Cognitive deficits in the rat chronic mild stress model for depression: relation to anhedonic-like responses.

Journal:
Behavioural brain research
Year:
2009
Authors:
Henningsen, Kim et al.
Affiliation:
Aarhus University Hospital
Species:
rodent

Abstract

The chronic mild stress (CMS) protocol is widely used to evoke depressive-like behaviours in laboratory rats. The aim of the present study was to examine the effects of chronic stress on cognitive performance. About 70% of rats exposed to 7 weeks of chronic mild stress showed a gradual reduction in consumption of a sucrose solution, indicating an anhedonic-like state. The remaining rats did not reduce their sucrose intake, but appeared resilient to the stress-induced effects on sucrose intake.
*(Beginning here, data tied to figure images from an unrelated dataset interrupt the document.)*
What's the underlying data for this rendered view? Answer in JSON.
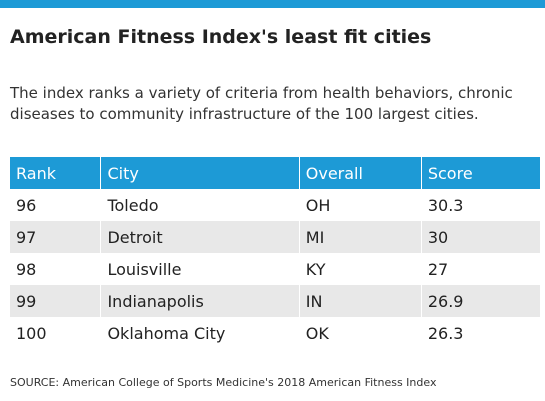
{
  "title": "American Fitness Index's least fit cities",
  "subtitle": "The index ranks a variety of criteria from health behaviors, chronic diseases to community infrastructure of the 100 largest cities.",
  "table": {
    "headers": [
      "Rank",
      "City",
      "Overall",
      "Score"
    ],
    "rows": [
      [
        "96",
        "Toledo",
        "OH",
        "30.3"
      ],
      [
        "97",
        "Detroit",
        "MI",
        "30"
      ],
      [
        "98",
        "Louisville",
        "KY",
        "27"
      ],
      [
        "99",
        "Indianapolis",
        "IN",
        "26.9"
      ],
      [
        "100",
        "Oklahoma City",
        "OK",
        "26.3"
      ]
    ]
  },
  "source": "SOURCE:  American College of Sports Medicine's 2018 American Fitness Index",
  "colors": {
    "accent": "#1d9ad6",
    "row_alt": "#e8e8e8"
  }
}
Cognitive profiling of the CMS rats revealed that chronic stress had a negative effect on performance in the spontaneous alternation test, possibly reflecting a deficit in working memory. This effect was independent of whether the stressed rats were anhedonic-like or stress-resilient as measured by their sucrose intake. CMS did not influence performance in passive avoidance and auditory cued fear conditioning, however, in rats displaying an anhedonic-like profile, CMS increased freezing behaviour in contextual fear conditioning.